Marius Strobl [Sun, 16 Jun 2019 15:25:46 +0000 (15:25 +0000)]
MFC: r347221, r347245
o Use iflib_fast_intr_rxtx() also for "legacy" interrupts, i. e. INTx and
MSI. Unlike as with iflib_fast_intr_ctx(), the former will also enqueue
_task_fn_tx() in addition to _task_fn_rx() if appropriate, bringing TCP
TX throughput of EM-class devices on par with the MSI-X case and, thus,
close to wirespeed/pre-iflib(4) times again. [1]
Note that independently of the interrupt type, the UDP performance with
these MACs still is abysmal and nowhere near to where it was before the
conversion of em(4) to iflib(4).
o In iflib_init_locked(), announce which free list failed to set up.

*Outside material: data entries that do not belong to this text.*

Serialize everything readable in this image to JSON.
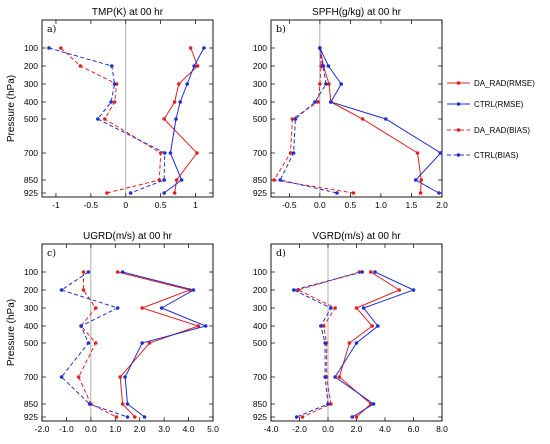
{
  "colors": {
    "da_rad": "#e02020",
    "ctrl": "#1f2fd0"
  },
  "legend": [
    {
      "name": "DA_RAD(RMSE)",
      "color": "#e02020",
      "dash": false
    },
    {
      "name": "CTRL(RMSE)",
      "color": "#1f2fd0",
      "dash": false
    },
    {
      "name": "DA_RAD(BIAS)",
      "color": "#e02020",
      "dash": true
    },
    {
      "name": "CTRL(BIAS)",
      "color": "#1f2fd0",
      "dash": true
    }
  ],
  "chart_data": [
    {
      "type": "line",
      "label": "a)",
      "title": "TMP(K) at 00 hr",
      "ylabel": "Pressure (hPa)",
      "xlim": [
        -1.2,
        1.25
      ],
      "xticks": [
        -1,
        -0.5,
        0,
        0.5,
        1
      ],
      "xtick_labels": [
        "-1",
        "-0.5",
        "0",
        "0.5",
        "1"
      ],
      "pressure_levels": [
        100,
        200,
        300,
        400,
        500,
        700,
        850,
        925
      ],
      "series": [
        {
          "name": "DA_RAD(RMSE)",
          "values": [
            0.93,
            1.03,
            0.76,
            0.7,
            0.55,
            1.02,
            0.73,
            0.7
          ]
        },
        {
          "name": "CTRL(RMSE)",
          "values": [
            1.12,
            0.98,
            0.88,
            0.78,
            0.72,
            0.64,
            0.8,
            0.55
          ]
        },
        {
          "name": "DA_RAD(BIAS)",
          "values": [
            -0.93,
            -0.65,
            -0.13,
            -0.16,
            -0.3,
            0.5,
            0.48,
            -0.27
          ]
        },
        {
          "name": "CTRL(BIAS)",
          "values": [
            -1.1,
            -0.2,
            -0.16,
            -0.21,
            -0.4,
            0.56,
            0.55,
            0.07
          ]
        }
      ]
    },
    {
      "type": "line",
      "label": "b)",
      "title": "SPFH(g/kg) at 00 hr",
      "ylabel": "",
      "xlim": [
        -0.8,
        2.0
      ],
      "xticks": [
        -0.5,
        0,
        0.5,
        1,
        1.5,
        2
      ],
      "xtick_labels": [
        "-0.5",
        "0.0",
        "0.5",
        "1.0",
        "1.5",
        "2.0"
      ],
      "pressure_levels": [
        100,
        200,
        300,
        400,
        500,
        700,
        850,
        925
      ],
      "series": [
        {
          "name": "DA_RAD(RMSE)",
          "values": [
            0.0,
            0.06,
            0.15,
            0.18,
            0.7,
            1.6,
            1.66,
            1.65
          ]
        },
        {
          "name": "CTRL(RMSE)",
          "values": [
            0.0,
            0.14,
            0.35,
            0.18,
            1.08,
            1.98,
            1.57,
            1.95
          ]
        },
        {
          "name": "DA_RAD(BIAS)",
          "values": [
            0.0,
            0.02,
            0.0,
            -0.03,
            -0.45,
            -0.48,
            -0.75,
            0.55
          ]
        },
        {
          "name": "CTRL(BIAS)",
          "values": [
            0.0,
            0.05,
            0.1,
            -0.08,
            -0.4,
            -0.43,
            -0.65,
            0.28
          ]
        }
      ]
    },
    {
      "type": "line",
      "label": "c)",
      "title": "UGRD(m/s) at 00 hr",
      "ylabel": "Pressure (hPa)",
      "xlim": [
        -2.0,
        5.0
      ],
      "xticks": [
        -2,
        -1,
        0,
        1,
        2,
        3,
        4,
        5
      ],
      "xtick_labels": [
        "-2.0",
        "-1.0",
        "0.0",
        "1.0",
        "2.0",
        "3.0",
        "4.0",
        "5.0"
      ],
      "pressure_levels": [
        100,
        200,
        300,
        400,
        500,
        700,
        850,
        925
      ],
      "series": [
        {
          "name": "DA_RAD(RMSE)",
          "values": [
            1.1,
            4.05,
            2.1,
            4.4,
            2.4,
            1.2,
            1.3,
            1.8
          ]
        },
        {
          "name": "CTRL(RMSE)",
          "values": [
            1.3,
            4.2,
            2.9,
            4.7,
            2.1,
            1.4,
            1.5,
            2.2
          ]
        },
        {
          "name": "DA_RAD(BIAS)",
          "values": [
            -0.3,
            -0.3,
            0.2,
            -0.4,
            0.2,
            -0.5,
            0.0,
            1.05
          ]
        },
        {
          "name": "CTRL(BIAS)",
          "values": [
            -0.1,
            -1.2,
            1.1,
            -0.4,
            -0.1,
            -1.2,
            -0.05,
            1.5
          ]
        }
      ]
    },
    {
      "type": "line",
      "label": "d)",
      "title": "VGRD(m/s) at 00 hr",
      "ylabel": "",
      "xlim": [
        -4.0,
        8.0
      ],
      "xticks": [
        -4,
        -2,
        0,
        2,
        4,
        6,
        8
      ],
      "xtick_labels": [
        "-4.0",
        "-2.0",
        "0.0",
        "2.0",
        "4.0",
        "6.0",
        "8.0"
      ],
      "pressure_levels": [
        100,
        200,
        300,
        400,
        500,
        700,
        850,
        925
      ],
      "series": [
        {
          "name": "DA_RAD(RMSE)",
          "values": [
            3.0,
            5.0,
            2.0,
            3.1,
            1.5,
            0.8,
            3.0,
            2.0
          ]
        },
        {
          "name": "CTRL(RMSE)",
          "values": [
            3.3,
            6.0,
            2.5,
            3.5,
            2.0,
            0.5,
            3.2,
            1.7
          ]
        },
        {
          "name": "DA_RAD(BIAS)",
          "values": [
            2.2,
            -2.1,
            0.5,
            -0.3,
            -0.1,
            -0.1,
            0.2,
            -1.8
          ]
        },
        {
          "name": "CTRL(BIAS)",
          "values": [
            2.4,
            -2.4,
            0.2,
            -0.5,
            -0.2,
            -0.2,
            0.0,
            -2.2
          ]
        }
      ]
    }
  ]
}
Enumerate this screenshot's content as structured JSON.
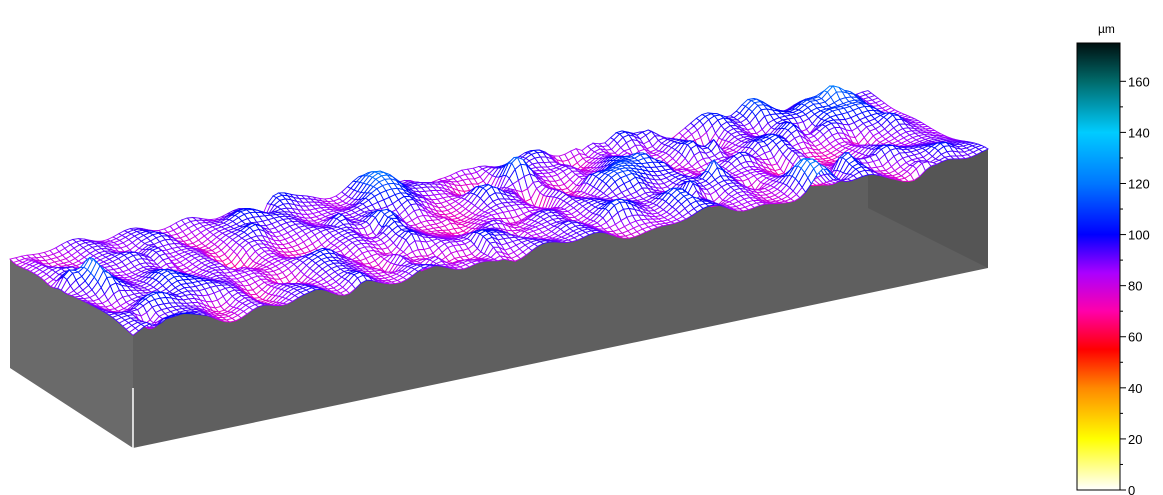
{
  "chart_data": {
    "type": "surface-3d",
    "title": "",
    "unit": "µm",
    "colorbar": {
      "unit": "µm",
      "min": 0,
      "max": 175,
      "ticks": [
        0,
        20,
        40,
        60,
        80,
        100,
        120,
        140,
        160
      ],
      "tick_labels": [
        "0",
        "20",
        "40",
        "60",
        "80",
        "100",
        "120",
        "140",
        "160"
      ],
      "color_stops": [
        {
          "value": 0,
          "color": "#ffffff"
        },
        {
          "value": 20,
          "color": "#ffff00"
        },
        {
          "value": 40,
          "color": "#ff8800"
        },
        {
          "value": 55,
          "color": "#ff0000"
        },
        {
          "value": 70,
          "color": "#ff00aa"
        },
        {
          "value": 85,
          "color": "#aa00ff"
        },
        {
          "value": 100,
          "color": "#0000ff"
        },
        {
          "value": 120,
          "color": "#0077ff"
        },
        {
          "value": 140,
          "color": "#00ccff"
        },
        {
          "value": 160,
          "color": "#006a6a"
        },
        {
          "value": 175,
          "color": "#001010"
        }
      ]
    },
    "surface": {
      "height_range": [
        40,
        140
      ],
      "dominant_range": [
        70,
        110
      ],
      "base_color": "#5f5f5f"
    }
  }
}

o In _task_fn_tx() when running netmap(4), issue ifdi_intr_enable instead
of the ifdi_tx_queue_intr_enable method in case of a "legacy" interrupt
as the latter is valid with MSI-X only.
o Instead of adding the missing - and apparently convoluted enough that a
DBG_COUNTER_INC was put into a wrong spot in _task_fn_rx() - checks for
ifdi_{r,t}x_queue_intr_enable being available in the MSI-X case also to
iflib_fast_intr_rxtx(), factor these out to iflib_device_register() and
make the checks fail gracefully rather than panic. This avoids invoking
the checks at runtime over and over again in iflib_fast_intr_rxtx() and
_task_fn_{r,t}x() - even if it's just in case of INVARIANTS - and makes
these functions more readable.
o In iflib_rx_structures_setup(), only initialize LRO resources if device
and driver have LRO capability in order to not waste memory. Also, free
the LRO resources again if setting them up fails for one of the queues.
However, don't bother invoking iflib_rx_sds_free() in that case because
iflib_rx_structures_setup() doesn't call iflib_rxsd_alloc() either (and
iflib_{device,pseudo}_register() will issue iflib_rx_sds_free() in case
of failure via iflib_rx_structures_free(), but there definitely is some
asymmetry left to be fixed, though).
o Similarly, free LRO resources again in iflib_rx_structures_free().
o In iflib_irq_set_affinity(), handle get_core_offset() errors gracefully
instead of panicing (but only in case of INVARIANTS). This is a follow-
up to r344132 (MFCed to stable/12 in r344163) as such bugs shouldn't be
fatal.
o Likewise, handle unknown iflib_intr_type_t in iflib_irq_alloc_generic()
gracefully, too.
o Bring yet more sanity to iflib_msix_init():
- If the device doesn't provide enough MSI-X vectors or not all vectors
can be allocate so the expected number of queues in addition to admin
interrupts can't be supported, try MSI next (and then INTx) as proper
MSI-X vector distribution can't be assured in such cases. In essence,
this change brings r254008 forward to iflib(4). Also, this is the fix
alluded to in the commit message of r343934.
- If the MSI-X allocation has failed, don't prematurely announce MSI is
going to be used as the latter in fact may not be available either.
- When falling back to MSI, only release the MSI-X table resource again
if it was allocated in iflib_msix_init(), i. e. isn't supplied by the
driver, in the first place.
o In mp_ndesc_handler(), handle unknown type arguments gracefully, too.